Example with $I_3 = 0$ — Consider as an explicit example the isometry given in equation (17). While the quantum tripartite information would give $I_3 = 0$ in this case, using accessible tripartite informations we get different values depending on the partition chosen for the output space. We have

$$\begin{equation} \begin{gathered} I_{\mathrm{acc}}(R:1) = I_{\mathrm{acc}}(R:2) =1,\,\quad I_{\mathrm{acc}}(R:3) = 0, \\ I_{\mathrm{acc}}(R:12)= I_{\mathrm{acc}}(R:13) = I_{\mathrm{acc}}(R:23) = 1, \end{gathered} \end{equation} \tag{ 32 }$$

and thus

$$\begin{equation} \begin{gathered} I_3^{\,{\mathrm{acc}}}(R\!:\!1\!:\!2) {=} 1,\;\; I_3^{\,{\mathrm{acc}}}(R\!:\!1\!:\!3) {=} I_3^{\,{\mathrm{acc}}}(R\!:\!2\!:\!3) {=} 0 \\ I_3^{\,{\mathrm{acc}}}(R\!:\!1\!:\!23) {=} I_3^{\,{\mathrm{acc}}}(R\!:\!2\!:\!13) {=} 1,\; I_3^{\,{\mathrm{acc}}}(R\!:\!12\!:\!3) {=} 0 \end{gathered} \end{equation} \tag{ 33 }$$

These reflect how input qubits are encoded in the output space in a way that is partially nonlocal. Note how, using the fully quantum tripartite information I₃ discussed in section 2.3, we only obtain a single quantity, which cannot capture the complexity of the information encoding we get even in this extremely simple toy example.

Example with $I_3 = 1$ — In this case, all accessible informations are equal to 1, corresponding to the fact that the input basis $\vert \pm\rangle$ is transmitted with maximal redundancy on the output states. The accessible tripartite informations are correspondingly also all maximal, showing that this isometry is as non-scrambling as one can be. More explicitly: equation (19)

$$\begin{align} I_{\mathrm{acc}}(R:1) &= I_{\mathrm{acc}}(R:2) = I_{\mathrm{acc}}(R:3) = 1, \nonumber\\ I_{\mathrm{acc}}(R:12) & = I_{\mathrm{acc}}(R:13) = I_{\mathrm{acc}}(R:23) = 1. \end{align} \tag{ 34 }$$

In this case all accessible tripartite informations are $I_3^{\mathrm{acc}}(R:i:j) = 1$.

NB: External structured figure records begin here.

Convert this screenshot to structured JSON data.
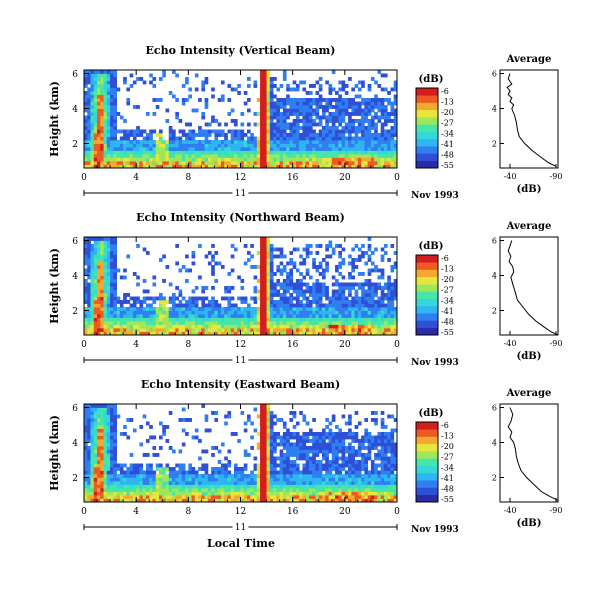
{
  "page": {
    "xlabel": "Local Time"
  },
  "panels": [
    {
      "title": "Echo Intensity (Vertical Beam)",
      "ylabel": "Height (km)",
      "day": "11",
      "date_label": "Nov 1993",
      "colorbar_unit": "(dB)",
      "avg_title": "Average",
      "avg_xlabel": "(dB)"
    },
    {
      "title": "Echo Intensity (Northward Beam)",
      "ylabel": "Height (km)",
      "day": "11",
      "date_label": "Nov 1993",
      "colorbar_unit": "(dB)",
      "avg_title": "Average",
      "avg_xlabel": "(dB)"
    },
    {
      "title": "Echo Intensity (Eastward Beam)",
      "ylabel": "Height (km)",
      "day": "11",
      "date_label": "Nov 1993",
      "colorbar_unit": "(dB)",
      "avg_title": "Average",
      "avg_xlabel": "(dB)"
    }
  ],
  "colors": {
    "scale": [
      "#2b2ba6",
      "#2f4fd6",
      "#2f7ef2",
      "#2fb6f2",
      "#35d8d8",
      "#45e6a8",
      "#9ee65a",
      "#e6e63c",
      "#f2aa2e",
      "#ee5a24",
      "#d21e1e"
    ]
  },
  "chart_data": [
    {
      "type": "heatmap",
      "title": "Echo Intensity (Vertical Beam)",
      "xlabel": "Local Time",
      "ylabel": "Height (km)",
      "x_ticks": [
        "0",
        "4",
        "8",
        "12",
        "16",
        "20",
        "0"
      ],
      "xlim": [
        0,
        24
      ],
      "y_ticks": [
        "2",
        "4",
        "6"
      ],
      "ylim": [
        0.6,
        6.2
      ],
      "colorbar": {
        "label": "(dB)",
        "ticks": [
          "-6",
          "-13",
          "-20",
          "-27",
          "-34",
          "-41",
          "-48",
          "-55"
        ],
        "range": [
          -58,
          -4
        ]
      },
      "average_profile": {
        "title": "Average",
        "xlabel": "(dB)",
        "x_ticks": [
          "-40",
          "-90"
        ],
        "y_ticks": [
          "2",
          "4",
          "6"
        ],
        "points": [
          [
            -40,
            6.0
          ],
          [
            -38,
            5.7
          ],
          [
            -42,
            5.4
          ],
          [
            -37,
            5.2
          ],
          [
            -40,
            5.0
          ],
          [
            -38,
            4.8
          ],
          [
            -42,
            4.6
          ],
          [
            -40,
            4.4
          ],
          [
            -44,
            4.2
          ],
          [
            -42,
            4.0
          ],
          [
            -45,
            3.6
          ],
          [
            -47,
            3.2
          ],
          [
            -48,
            2.8
          ],
          [
            -50,
            2.4
          ],
          [
            -56,
            2.0
          ],
          [
            -64,
            1.6
          ],
          [
            -74,
            1.2
          ],
          [
            -82,
            0.9
          ],
          [
            -90,
            0.7
          ]
        ]
      }
    },
    {
      "type": "heatmap",
      "title": "Echo Intensity (Northward Beam)",
      "xlabel": "Local Time",
      "ylabel": "Height (km)",
      "x_ticks": [
        "0",
        "4",
        "8",
        "12",
        "16",
        "20",
        "0"
      ],
      "xlim": [
        0,
        24
      ],
      "y_ticks": [
        "2",
        "4",
        "6"
      ],
      "ylim": [
        0.6,
        6.2
      ],
      "colorbar": {
        "label": "(dB)",
        "ticks": [
          "-6",
          "-13",
          "-20",
          "-27",
          "-34",
          "-41",
          "-48",
          "-55"
        ],
        "range": [
          -58,
          -4
        ]
      },
      "average_profile": {
        "title": "Average",
        "xlabel": "(dB)",
        "x_ticks": [
          "-40",
          "-90"
        ],
        "y_ticks": [
          "2",
          "4",
          "6"
        ],
        "points": [
          [
            -42,
            6.0
          ],
          [
            -40,
            5.7
          ],
          [
            -38,
            5.4
          ],
          [
            -41,
            5.1
          ],
          [
            -39,
            4.8
          ],
          [
            -43,
            4.5
          ],
          [
            -44,
            4.2
          ],
          [
            -41,
            3.9
          ],
          [
            -43,
            3.5
          ],
          [
            -46,
            3.0
          ],
          [
            -48,
            2.6
          ],
          [
            -54,
            2.2
          ],
          [
            -60,
            1.8
          ],
          [
            -68,
            1.4
          ],
          [
            -76,
            1.1
          ],
          [
            -84,
            0.8
          ],
          [
            -92,
            0.6
          ]
        ]
      }
    },
    {
      "type": "heatmap",
      "title": "Echo Intensity (Eastward Beam)",
      "xlabel": "Local Time",
      "ylabel": "Height (km)",
      "x_ticks": [
        "0",
        "4",
        "8",
        "12",
        "16",
        "20",
        "0"
      ],
      "xlim": [
        0,
        24
      ],
      "y_ticks": [
        "2",
        "4",
        "6"
      ],
      "ylim": [
        0.6,
        6.2
      ],
      "colorbar": {
        "label": "(dB)",
        "ticks": [
          "-6",
          "-13",
          "-20",
          "-27",
          "-34",
          "-41",
          "-48",
          "-55"
        ],
        "range": [
          -58,
          -4
        ]
      },
      "average_profile": {
        "title": "Average",
        "xlabel": "(dB)",
        "x_ticks": [
          "-40",
          "-90"
        ],
        "y_ticks": [
          "2",
          "4",
          "6"
        ],
        "points": [
          [
            -40,
            6.0
          ],
          [
            -43,
            5.6
          ],
          [
            -41,
            5.2
          ],
          [
            -38,
            4.9
          ],
          [
            -42,
            4.6
          ],
          [
            -40,
            4.3
          ],
          [
            -44,
            4.0
          ],
          [
            -46,
            3.6
          ],
          [
            -47,
            3.2
          ],
          [
            -49,
            2.8
          ],
          [
            -52,
            2.4
          ],
          [
            -58,
            2.0
          ],
          [
            -66,
            1.6
          ],
          [
            -74,
            1.2
          ],
          [
            -84,
            0.9
          ],
          [
            -92,
            0.7
          ]
        ]
      }
    }
  ]
}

Example with $I_3 = -1$ — Let us now consider again the toy example in equation (21), which gave $I_3 = -1$. The individual accessible informations are

$$\begin{align} I_{\mathrm{acc}}(R:1) &= I_{\mathrm{acc}}(R:2) = 0, \quad I_{\mathrm{acc}}(R:3) = 1,\nonumber \\ I_{\mathrm{acc}}(R:12) &= I_{\mathrm{acc}}(R:13) = I_{\mathrm{acc}}(R:23) = 1, \end{align} \tag{ 35 }$$

and the accessible tripartite informations read

$$\begin{align} I_3^{\,{\mathrm{acc}}}(R\!:\!1\!:\!2) &= {-}1, \;\; I_3^{\,{\mathrm{acc}}}(R\!:\!2\!:\!3){=}I_3^{\,{\mathrm{acc}}}(R\!:\!1\!:\!3){=}0 \nonumber\\ I_3^{\,{\mathrm{acc}}}(R\!:\!1\!:\!23) &= I_3^{\,{\mathrm{acc}}}(R\!:\!2\!:\!13) {=} 0,\,\, I_3^{\,{\mathrm{acc}}}(R\!:\!12\!:\!3) {=} 1 \end{align} \tag{ 36 }$$

These results are consistent with the information about input states being encoded redundantly in both third and first two qubits. Note that these values of $I_3^{\,{\mathrm{acc}}}$ are not all independent from one another: for example, $I_3^{\,{\mathrm{acc}}}(R:12:3) = 1$ and $I_3^{\,{\mathrm{acc}}}(R:1:3) = I_3^{\,{\mathrm{acc}}}(R:2:3) = 0$ tell us that the input is encoded in both third and first two qubits, but that measuring only second or third qubits individually we do not find the same redundancy; it must then follow that the encoding in the first two qubits is nonlocal, as then verified by $I_3^{\,{\mathrm{acc}}}(R:1:2) = -1$.